Sometimes, a person we barely know influences us in ways unimaginable. Whether through counsel, encouragement, praise, or even chiding.
Recently, John Szymczak passed. Nearly twenty years ago, I was at a crossroads in my career. Deciding whether to continue working in senior corporate human resources management or start an organization development firm, I sought the counsel of Mr. Szymczak.
John was well known in Western New York and beyond as a career transition specialist. He had helped thousands of men and women of all ages and backgrounds search for employment and/or find their niche. He was an executive coach before the profession became in vogue.
When I voiced my interest in starting a business, John listened attentively. He deftly challenged my idea without killing my dream.

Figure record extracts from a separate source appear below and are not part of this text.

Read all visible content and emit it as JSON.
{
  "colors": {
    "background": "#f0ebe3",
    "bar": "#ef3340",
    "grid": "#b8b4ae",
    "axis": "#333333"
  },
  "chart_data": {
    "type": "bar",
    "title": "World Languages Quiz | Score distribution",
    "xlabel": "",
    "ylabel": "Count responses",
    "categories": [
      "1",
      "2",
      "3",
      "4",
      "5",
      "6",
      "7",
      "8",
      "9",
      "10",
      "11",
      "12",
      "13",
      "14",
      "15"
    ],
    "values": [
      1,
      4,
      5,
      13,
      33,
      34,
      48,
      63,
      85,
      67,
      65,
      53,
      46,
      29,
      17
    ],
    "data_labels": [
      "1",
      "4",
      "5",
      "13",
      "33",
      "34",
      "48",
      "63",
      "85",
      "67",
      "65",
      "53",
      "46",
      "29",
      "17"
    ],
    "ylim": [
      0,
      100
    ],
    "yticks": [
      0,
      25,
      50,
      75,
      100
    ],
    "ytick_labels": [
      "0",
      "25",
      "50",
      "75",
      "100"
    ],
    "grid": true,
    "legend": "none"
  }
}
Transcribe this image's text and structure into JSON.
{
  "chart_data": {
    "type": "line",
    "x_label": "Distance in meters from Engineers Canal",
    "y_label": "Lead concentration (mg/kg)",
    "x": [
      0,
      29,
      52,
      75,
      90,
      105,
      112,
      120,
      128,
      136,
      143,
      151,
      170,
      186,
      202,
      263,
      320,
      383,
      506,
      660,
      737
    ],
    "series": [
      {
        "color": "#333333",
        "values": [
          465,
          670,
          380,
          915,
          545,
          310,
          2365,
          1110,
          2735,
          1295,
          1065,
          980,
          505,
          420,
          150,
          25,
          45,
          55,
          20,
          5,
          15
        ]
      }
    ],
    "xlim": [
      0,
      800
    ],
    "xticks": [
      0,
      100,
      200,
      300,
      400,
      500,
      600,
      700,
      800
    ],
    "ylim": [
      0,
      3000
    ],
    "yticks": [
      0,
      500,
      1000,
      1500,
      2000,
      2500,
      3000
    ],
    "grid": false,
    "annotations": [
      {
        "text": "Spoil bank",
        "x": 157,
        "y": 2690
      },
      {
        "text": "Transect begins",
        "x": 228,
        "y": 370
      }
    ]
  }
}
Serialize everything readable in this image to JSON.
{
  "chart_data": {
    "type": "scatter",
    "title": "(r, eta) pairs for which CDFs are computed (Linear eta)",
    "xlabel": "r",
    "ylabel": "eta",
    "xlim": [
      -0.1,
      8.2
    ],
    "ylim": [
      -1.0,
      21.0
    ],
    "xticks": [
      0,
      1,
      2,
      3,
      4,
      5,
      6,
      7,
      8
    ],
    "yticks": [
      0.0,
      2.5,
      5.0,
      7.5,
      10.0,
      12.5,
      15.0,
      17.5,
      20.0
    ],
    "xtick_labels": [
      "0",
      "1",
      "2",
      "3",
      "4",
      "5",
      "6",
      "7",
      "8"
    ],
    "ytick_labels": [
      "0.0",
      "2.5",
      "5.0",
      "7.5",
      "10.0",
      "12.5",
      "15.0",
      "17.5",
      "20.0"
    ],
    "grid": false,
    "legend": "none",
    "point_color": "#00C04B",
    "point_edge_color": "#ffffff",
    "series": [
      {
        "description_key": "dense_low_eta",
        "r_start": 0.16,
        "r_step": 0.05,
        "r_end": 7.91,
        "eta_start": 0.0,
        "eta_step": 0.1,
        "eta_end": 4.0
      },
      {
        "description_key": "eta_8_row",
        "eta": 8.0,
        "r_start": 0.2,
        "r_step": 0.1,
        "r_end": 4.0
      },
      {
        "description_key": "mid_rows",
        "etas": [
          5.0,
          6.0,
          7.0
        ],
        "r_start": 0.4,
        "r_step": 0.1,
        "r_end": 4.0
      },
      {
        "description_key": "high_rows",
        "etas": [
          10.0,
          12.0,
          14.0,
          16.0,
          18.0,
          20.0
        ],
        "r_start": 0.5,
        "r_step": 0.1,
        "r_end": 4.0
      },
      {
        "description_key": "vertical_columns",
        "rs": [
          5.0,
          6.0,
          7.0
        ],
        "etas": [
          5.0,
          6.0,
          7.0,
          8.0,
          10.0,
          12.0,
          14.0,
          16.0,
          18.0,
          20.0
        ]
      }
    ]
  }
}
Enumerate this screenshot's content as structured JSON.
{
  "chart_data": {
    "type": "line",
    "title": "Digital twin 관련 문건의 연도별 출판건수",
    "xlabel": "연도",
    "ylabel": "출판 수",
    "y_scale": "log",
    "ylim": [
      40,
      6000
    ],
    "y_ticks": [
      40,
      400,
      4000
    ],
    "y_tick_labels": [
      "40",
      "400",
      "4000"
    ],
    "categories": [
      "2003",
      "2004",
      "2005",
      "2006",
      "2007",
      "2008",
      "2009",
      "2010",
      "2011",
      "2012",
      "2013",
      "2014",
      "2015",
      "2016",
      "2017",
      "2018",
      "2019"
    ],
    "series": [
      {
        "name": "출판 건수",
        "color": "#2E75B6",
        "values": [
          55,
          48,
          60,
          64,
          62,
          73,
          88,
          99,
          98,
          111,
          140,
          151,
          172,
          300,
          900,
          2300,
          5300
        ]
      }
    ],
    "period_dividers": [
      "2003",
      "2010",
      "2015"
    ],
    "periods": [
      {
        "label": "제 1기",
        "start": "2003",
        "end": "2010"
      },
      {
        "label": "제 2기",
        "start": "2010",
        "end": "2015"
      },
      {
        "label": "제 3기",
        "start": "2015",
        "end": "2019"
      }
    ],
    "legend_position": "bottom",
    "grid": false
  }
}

Then, he offered a simple prescription, “If you are serious about this, share your business idea with 35 people. Do not try to sell them. Ask them what they think about your idea. And then, and only then, after you analyze and digest the information will you consider whether to start your business.”
John Szymczak had a knack for “cutting to the chase.” This was exceptionally valuable when dealing with results-oriented professionals and executives. I sure did not need the message and advice sugar-coated in anyway. John knew the risks associated with starting a business. He had the wisdom to not predict what level of success I would have in my business. Perhaps, he knew that a bit of uncertainty was the challenge I needed.
Twenty years later, I am glad I listened to John Szymczak, the career professional I barely knew. May his memory be eternal.